Maryland is about to let artificial intelligence pick up the 3-1-1 line. The state is poised to be the first in the country with a statewide AI-powered 3-1-1 network after lawmakers passed SB114 and sent it back to the governor on April 13, 2026. Gov. Wes Moore is scheduled to sign the measure on May 12, 2026, according to reporting, and the statute is set to take effect on July 1, 2026. Supporters say the phased rollout will steer nonemergency questions away from 9-1-1, with chatbots slated for pilot use in 2027 and a plan for statewide implementation by mid-2028.
What SB114 Does
SB114 creates a Maryland 3-1-1 Oversight Board inside the Maryland Information Network and tasks it with choosing vendors, approving statewide data standards and coordinating county memoranda of understanding. The bill requires the board to launch pilot chatbots in designated counties and to set clear escalation rules so the AI can hand off complex or emergency issues to live agents, according to the Maryland General Assembly. The Department of Legislative Services' fiscal note sets the timetable and milestones, including chatbots by June 30, 2027, and a required progress report by December 1, 2027, as detailed by the Department of Legislative Services.
Why Lawmakers Pushed It
Lawmakers and the workgroup that studied the idea said nonemergency calls are clogging up emergency dispatch centers. The final workgroup report cites a Baltimore Sun finding that roughly 80% of calls to Baltimore's 9-1-1 center were non-emergencies and recommends a phased rollout - pilots in four counties followed by voice-bot expansion - noting that only six of Maryland’s 24 counties currently operate some form of 3-1-1. The workgroup laid out its findings in the Final 3-1-1 Workgroup Report.
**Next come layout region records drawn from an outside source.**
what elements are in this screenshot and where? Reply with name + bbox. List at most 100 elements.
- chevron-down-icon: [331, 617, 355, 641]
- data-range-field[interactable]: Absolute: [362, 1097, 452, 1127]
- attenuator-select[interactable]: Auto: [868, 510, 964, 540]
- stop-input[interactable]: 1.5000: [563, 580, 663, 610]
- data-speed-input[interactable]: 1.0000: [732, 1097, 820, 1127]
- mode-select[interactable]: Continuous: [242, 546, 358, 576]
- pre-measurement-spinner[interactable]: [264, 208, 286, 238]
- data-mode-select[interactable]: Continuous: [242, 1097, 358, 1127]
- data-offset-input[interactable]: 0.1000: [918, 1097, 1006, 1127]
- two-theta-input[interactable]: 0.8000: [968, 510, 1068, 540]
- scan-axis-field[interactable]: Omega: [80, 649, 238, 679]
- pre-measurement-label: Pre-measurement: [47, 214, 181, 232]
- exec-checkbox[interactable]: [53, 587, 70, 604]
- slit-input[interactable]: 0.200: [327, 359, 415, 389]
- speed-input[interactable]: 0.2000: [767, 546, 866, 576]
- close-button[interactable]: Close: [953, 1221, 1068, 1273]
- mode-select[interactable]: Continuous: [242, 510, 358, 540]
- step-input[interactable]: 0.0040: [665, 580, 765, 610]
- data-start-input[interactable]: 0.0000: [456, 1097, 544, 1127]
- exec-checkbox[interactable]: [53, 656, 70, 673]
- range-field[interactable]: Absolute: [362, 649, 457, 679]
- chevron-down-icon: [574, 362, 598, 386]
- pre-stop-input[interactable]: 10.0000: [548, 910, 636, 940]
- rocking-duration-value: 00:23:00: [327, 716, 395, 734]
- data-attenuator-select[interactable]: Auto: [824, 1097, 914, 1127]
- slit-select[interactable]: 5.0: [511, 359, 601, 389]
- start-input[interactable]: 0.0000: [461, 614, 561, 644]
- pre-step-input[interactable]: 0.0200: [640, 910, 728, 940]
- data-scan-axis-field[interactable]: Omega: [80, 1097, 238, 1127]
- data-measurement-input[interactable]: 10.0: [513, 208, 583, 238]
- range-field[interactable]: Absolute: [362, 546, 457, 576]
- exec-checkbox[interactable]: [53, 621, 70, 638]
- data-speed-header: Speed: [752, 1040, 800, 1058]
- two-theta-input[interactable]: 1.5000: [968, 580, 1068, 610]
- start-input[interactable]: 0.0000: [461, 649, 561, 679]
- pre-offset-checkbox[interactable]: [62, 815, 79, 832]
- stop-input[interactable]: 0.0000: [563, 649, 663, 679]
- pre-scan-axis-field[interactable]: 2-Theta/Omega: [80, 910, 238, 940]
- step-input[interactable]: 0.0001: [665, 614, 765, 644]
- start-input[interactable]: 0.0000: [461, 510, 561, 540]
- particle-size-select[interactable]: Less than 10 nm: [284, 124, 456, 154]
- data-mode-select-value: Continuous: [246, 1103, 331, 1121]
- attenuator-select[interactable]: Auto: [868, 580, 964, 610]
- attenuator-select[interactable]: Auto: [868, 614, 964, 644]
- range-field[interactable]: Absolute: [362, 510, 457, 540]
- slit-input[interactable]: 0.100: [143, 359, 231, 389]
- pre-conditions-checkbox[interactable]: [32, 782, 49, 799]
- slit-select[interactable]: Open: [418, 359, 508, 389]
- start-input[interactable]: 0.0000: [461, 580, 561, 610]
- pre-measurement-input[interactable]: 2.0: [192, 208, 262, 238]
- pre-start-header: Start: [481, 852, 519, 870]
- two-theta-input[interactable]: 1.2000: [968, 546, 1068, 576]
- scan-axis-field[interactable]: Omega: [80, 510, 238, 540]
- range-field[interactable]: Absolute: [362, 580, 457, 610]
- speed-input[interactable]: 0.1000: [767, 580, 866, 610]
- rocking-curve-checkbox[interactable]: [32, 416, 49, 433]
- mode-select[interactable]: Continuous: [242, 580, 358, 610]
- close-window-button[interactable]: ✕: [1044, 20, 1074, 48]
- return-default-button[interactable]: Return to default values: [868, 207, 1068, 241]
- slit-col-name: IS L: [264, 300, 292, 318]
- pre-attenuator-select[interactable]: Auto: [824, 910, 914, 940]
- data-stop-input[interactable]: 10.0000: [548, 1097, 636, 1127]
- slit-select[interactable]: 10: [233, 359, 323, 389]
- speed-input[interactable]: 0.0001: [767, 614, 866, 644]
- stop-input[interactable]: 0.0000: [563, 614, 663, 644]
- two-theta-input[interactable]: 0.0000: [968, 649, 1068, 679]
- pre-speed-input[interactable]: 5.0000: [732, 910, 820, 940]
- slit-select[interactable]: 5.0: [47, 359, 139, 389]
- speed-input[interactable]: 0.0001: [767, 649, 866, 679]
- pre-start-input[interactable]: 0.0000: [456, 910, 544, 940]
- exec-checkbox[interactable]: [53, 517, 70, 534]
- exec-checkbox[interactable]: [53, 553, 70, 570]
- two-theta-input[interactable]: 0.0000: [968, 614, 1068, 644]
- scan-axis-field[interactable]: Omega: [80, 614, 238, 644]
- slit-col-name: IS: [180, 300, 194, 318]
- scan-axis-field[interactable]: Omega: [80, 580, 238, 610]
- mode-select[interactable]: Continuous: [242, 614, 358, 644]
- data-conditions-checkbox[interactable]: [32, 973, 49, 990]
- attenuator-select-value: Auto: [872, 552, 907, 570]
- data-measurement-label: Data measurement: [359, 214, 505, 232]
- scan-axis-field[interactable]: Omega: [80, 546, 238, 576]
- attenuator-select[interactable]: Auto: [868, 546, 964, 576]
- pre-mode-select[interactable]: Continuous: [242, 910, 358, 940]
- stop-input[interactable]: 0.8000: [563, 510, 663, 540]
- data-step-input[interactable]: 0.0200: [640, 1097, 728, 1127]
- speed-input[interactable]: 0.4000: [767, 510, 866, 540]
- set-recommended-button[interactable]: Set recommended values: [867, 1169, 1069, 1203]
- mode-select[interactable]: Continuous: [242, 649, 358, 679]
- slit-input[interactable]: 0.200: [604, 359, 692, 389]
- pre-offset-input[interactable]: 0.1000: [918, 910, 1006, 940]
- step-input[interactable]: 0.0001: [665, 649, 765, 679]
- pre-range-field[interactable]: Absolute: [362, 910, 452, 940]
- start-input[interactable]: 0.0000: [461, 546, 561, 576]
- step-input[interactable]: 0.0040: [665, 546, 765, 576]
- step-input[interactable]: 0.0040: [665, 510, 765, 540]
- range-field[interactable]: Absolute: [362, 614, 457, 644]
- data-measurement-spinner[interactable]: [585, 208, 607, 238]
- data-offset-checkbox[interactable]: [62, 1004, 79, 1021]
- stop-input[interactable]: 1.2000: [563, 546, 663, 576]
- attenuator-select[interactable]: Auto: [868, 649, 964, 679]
Who Will Run It and the Price Tag
The Maryland Information Network, which operates the statewide 2-1-1 referral service and will staff the new oversight board, will handle procurement and day-to-day program work, according to MdInfoNet. The Department of Legislative Services' analysis, incorporating MdInfoNet's preliminary estimates, says the program will need roughly $1.4 million in fiscal 2027 to hire a program manager, county liaisons, and a data specialist, procure chatbot and voice-bot services, and fund outreach and coordination. The analysis notes those administration and expansion costs could continue annually as the state scales the system.
Safeguards and Oversight
Under SB114, the AI is limited to answers pulled from curated, agency-approved government pages, and vendors must investigate any user-flagged inaccuracies, with specific escalation paths to human operators. Those checks and the board's duties are detailed in the bill text posted by the Maryland General Assembly.
What To Watch Next
Gov. Moore's calendar reportedly includes a bill-signing event on May 12, 2026; the Tampa Free Press first reported the schedule. In the months after the signing, MdInfoNet will solicit vendor proposals and the board will designate pilot counties. The law requires a December 1, 2027, progress report and a comprehensive implementation plan and statewide rollout by July 1, 2028. Residents should keep an eye out for county announcements about pilot participation and for state outreach explaining how to use the new 3-1-1 "front door."